魔王の力Ⅲ
アルトの護衛であるソフィアが、近くを離れるなどあり得ない。当然、批難の矛先は彼女に向く。
「黒騎士隊長としての任を放棄したと言われれば、否定する言葉を私は持ちません。ただし、私たち側――これは聖女であるアストルム様も含みますが――枢機卿側に不信感を抱いているが故の行動であるとご理解いただきたい」
「……聞きましょう。私たちはあなたたちの、ひいては世界の存続のために全力を尽くし、互いに協力して来たと思っています」
リブラ枢機卿は声を荒げるでもなく、冷静にソフィアの言葉に耳を傾けていた。
「きっかけは勇輝殿の言葉からでした。我々、黒騎士隊を始め、一定以上の戦闘力を有した騎士や神官は、かつて魔王と共に襲って来た魔物たちについて講義を受けています。当然、ファンメル王国で出現したバジリスクについても同様です。しかし、魔王に関する情報が一切ない中でバジリスクを『魔王の右腕』と称することができたのか。まだ、我々、現場の人間には伝えられていない情報があるのではないか、と考えたわけです」
ソフィアもまた、淡々とリブラ枢機卿に対して、今回の行動の経緯を説明する。
勇輝としては、話を切り出した元凶でもあるので、自らその説明を行うべきだと思っていたのだが、事前にこの事態を予測していたソフィアによって止められていた。あくまで、アルトたちは提案を受けただけで、それを実行に移したのは自分たちの意思である、と。
「加えて、勇輝殿たちからも疑問を抱かざるを得ない話を聞きました。神殿内に記録として残されている歴史書ですが、明らかに魔王に関する記述が抜け落ちています。歴史書の編纂は、各月を枢機卿が一人ずつ担当することになっているはず。最悪の場合――」
「過去の枢機卿たちですら、勇者と聖女を裏切っていた。あなたたちはそう考えたわけですね。なるほど、私がそちらの立場ならば同じことを考えていたかもしれません」
ソフィア個人ではなく、勇輝やマックスたちにも視線が向けられる。そこに怒りの感情はなく、どちらかといえば哀しみが目の奥に宿っているような気がした。

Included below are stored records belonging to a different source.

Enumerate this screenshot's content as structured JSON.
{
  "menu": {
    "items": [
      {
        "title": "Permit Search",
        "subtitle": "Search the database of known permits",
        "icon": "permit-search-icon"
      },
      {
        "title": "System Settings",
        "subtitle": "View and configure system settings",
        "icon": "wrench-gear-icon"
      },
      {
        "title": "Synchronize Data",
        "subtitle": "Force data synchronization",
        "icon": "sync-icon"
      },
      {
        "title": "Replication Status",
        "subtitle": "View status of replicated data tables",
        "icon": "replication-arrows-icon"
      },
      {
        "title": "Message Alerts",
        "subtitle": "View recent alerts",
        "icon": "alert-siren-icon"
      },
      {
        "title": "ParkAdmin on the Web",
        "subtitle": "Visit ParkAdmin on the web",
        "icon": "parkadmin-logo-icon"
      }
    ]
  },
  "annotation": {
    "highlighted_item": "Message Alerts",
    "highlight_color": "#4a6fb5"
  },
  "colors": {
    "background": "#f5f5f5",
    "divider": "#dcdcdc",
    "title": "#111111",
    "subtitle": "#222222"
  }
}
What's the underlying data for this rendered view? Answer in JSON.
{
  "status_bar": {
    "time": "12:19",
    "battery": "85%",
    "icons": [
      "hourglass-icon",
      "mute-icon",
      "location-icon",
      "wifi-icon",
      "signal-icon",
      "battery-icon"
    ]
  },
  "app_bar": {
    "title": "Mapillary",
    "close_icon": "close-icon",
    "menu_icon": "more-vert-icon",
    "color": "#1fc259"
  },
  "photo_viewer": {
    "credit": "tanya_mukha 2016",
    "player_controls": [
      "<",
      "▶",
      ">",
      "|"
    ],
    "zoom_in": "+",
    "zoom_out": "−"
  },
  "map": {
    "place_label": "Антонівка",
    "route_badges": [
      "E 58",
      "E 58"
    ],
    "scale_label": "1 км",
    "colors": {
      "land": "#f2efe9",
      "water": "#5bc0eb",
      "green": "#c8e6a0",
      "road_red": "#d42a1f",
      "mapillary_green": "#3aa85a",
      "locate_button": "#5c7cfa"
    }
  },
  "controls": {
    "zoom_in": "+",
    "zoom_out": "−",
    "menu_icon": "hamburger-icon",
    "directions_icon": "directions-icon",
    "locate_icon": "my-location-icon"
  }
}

「……確かに、枢機卿側がもっている情報として、『魔王』に関して開示していないものがあるか、と問われれば、『ある』と言うしかありません。尤も、それを話すことはできませんが」
「そこなんだよな。聖剣もあんたらも、明らかに何かを知ってるのに、頑なに話そうとしねぇ。それで信用してくれっていうのは都合が良すぎないか? こっちは前線で命を張らなきゃいけないんだぜ?」
ウッドの抗議の声に、リブラ枢機卿は口を真一文字に結んで、わずかに目を伏せた。勇輝たちを納得できる言葉を探しているようだが、聡明なリブラ枢機卿がここまで言葉を紡がずに考え込む姿は、短期間の付き合いしかない勇輝でも異常だと思えるほどに長かった。
「……エトナ様。あなた様は、魔王に関する情報を伝えた方が良いと思いますか?」
『俺様は反対だね。ここにいる奴らが平気でも、何かの拍子に他の奴にバレた時のリスクがデカすぎる。こいつも悪い奴じゃないんだがな』
リブラ枢機卿の問いに間髪入れずに聖剣は答えた。当然、勇輝たちからすると、やはり何かを隠していたか、と納得してしまう。

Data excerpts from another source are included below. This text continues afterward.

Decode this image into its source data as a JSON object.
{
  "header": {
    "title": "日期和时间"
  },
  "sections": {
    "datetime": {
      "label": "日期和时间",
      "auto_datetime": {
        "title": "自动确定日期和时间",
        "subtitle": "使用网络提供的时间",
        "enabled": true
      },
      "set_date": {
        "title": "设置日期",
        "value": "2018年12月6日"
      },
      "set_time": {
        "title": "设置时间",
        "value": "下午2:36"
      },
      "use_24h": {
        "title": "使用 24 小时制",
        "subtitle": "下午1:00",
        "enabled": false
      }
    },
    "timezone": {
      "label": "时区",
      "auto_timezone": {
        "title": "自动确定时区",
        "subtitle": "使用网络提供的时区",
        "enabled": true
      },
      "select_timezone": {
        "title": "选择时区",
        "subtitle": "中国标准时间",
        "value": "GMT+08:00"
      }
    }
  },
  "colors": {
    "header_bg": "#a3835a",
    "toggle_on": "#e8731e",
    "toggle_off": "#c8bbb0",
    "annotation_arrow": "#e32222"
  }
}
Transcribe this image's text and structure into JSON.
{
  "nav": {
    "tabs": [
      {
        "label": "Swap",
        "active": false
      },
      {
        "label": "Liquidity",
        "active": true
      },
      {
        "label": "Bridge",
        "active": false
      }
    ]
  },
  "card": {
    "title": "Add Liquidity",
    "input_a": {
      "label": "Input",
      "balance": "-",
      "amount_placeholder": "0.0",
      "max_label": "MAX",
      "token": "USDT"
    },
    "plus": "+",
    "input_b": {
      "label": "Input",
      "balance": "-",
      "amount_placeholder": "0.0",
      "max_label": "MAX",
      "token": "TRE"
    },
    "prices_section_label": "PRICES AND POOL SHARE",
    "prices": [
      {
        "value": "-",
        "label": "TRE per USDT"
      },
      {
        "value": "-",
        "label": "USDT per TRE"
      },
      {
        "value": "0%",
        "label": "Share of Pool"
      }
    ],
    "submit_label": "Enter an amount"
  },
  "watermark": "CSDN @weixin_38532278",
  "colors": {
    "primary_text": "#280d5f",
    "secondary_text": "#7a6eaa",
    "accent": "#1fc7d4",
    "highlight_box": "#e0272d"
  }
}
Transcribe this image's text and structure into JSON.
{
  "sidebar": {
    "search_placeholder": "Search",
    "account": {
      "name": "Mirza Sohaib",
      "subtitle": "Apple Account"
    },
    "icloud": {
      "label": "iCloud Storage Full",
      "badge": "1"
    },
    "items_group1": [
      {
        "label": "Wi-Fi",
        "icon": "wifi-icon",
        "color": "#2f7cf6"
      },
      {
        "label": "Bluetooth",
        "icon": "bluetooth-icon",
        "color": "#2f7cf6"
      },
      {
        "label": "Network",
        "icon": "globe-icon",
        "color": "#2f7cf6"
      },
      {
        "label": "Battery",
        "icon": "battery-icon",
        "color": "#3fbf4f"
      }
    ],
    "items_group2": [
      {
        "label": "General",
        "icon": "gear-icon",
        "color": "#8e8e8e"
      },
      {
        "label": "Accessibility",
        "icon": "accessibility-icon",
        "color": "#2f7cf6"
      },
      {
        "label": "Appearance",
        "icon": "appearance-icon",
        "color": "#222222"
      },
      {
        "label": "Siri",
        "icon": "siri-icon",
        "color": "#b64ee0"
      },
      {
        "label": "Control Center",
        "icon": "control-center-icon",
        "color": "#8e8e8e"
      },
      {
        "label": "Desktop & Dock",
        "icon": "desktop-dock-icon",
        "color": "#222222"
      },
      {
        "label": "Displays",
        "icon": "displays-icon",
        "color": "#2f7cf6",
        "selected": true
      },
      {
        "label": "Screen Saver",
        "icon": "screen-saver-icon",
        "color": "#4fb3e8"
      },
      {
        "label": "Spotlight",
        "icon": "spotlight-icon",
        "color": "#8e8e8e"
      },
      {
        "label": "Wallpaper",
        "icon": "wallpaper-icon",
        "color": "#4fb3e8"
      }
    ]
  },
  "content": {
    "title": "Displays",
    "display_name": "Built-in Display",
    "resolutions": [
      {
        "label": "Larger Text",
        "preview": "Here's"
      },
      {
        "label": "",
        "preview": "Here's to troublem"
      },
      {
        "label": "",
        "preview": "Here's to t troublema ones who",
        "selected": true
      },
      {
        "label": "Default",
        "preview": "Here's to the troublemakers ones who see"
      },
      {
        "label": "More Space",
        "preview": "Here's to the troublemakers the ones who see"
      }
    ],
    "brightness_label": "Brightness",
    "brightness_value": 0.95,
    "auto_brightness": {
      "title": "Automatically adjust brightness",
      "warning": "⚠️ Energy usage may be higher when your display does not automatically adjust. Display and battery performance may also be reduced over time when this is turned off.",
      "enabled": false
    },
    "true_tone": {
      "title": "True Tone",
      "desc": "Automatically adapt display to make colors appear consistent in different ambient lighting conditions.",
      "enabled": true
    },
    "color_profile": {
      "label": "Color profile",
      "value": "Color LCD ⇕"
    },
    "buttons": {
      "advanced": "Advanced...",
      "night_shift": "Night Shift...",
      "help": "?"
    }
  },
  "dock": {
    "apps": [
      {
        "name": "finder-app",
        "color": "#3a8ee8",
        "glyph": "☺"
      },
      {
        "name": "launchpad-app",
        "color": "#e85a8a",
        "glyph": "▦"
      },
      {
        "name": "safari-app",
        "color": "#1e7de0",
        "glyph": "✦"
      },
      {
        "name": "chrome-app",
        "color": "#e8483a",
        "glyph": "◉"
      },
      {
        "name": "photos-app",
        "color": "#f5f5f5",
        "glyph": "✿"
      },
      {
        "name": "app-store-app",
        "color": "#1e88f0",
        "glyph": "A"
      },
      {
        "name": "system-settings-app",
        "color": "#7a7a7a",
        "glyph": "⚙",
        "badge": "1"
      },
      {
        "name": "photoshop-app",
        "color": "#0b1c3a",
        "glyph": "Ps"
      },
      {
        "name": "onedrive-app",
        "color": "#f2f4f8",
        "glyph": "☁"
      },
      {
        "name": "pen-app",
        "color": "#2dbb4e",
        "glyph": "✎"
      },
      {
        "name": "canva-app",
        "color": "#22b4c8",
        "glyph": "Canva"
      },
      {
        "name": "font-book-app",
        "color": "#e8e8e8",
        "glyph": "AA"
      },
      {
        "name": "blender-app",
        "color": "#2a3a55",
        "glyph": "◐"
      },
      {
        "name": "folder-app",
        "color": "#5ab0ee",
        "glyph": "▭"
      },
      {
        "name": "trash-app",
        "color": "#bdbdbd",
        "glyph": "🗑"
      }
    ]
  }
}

問題は何を隠しているか、だ。試練のダンジョンでも巨人に言われたが、知らない方が良いこともあるという言葉から想像するに、よほど魔王が強大な敵なのだろうということは察することができる。
その中で、桜が小さく手を上げて疑問を口にした。
「もしかして、他の一般の方が知るとパニックになって収拾がつかなくなることを心配している、とかですか?」
「それもありますが、話はそこまで単純ではないのです。だからこそ、言葉を慎重に選ぶ必要があります。歴代の枢機卿たちも同じように悩み、そして、未だにその言葉が見つかっていません」
国のトップ十二人。それらが代替わりをしながらも何百年と見出せない答え。その意味がどれほど重いのか。想像以上の難しさ――言い換えるならば闇の深さ――を感じてしまう。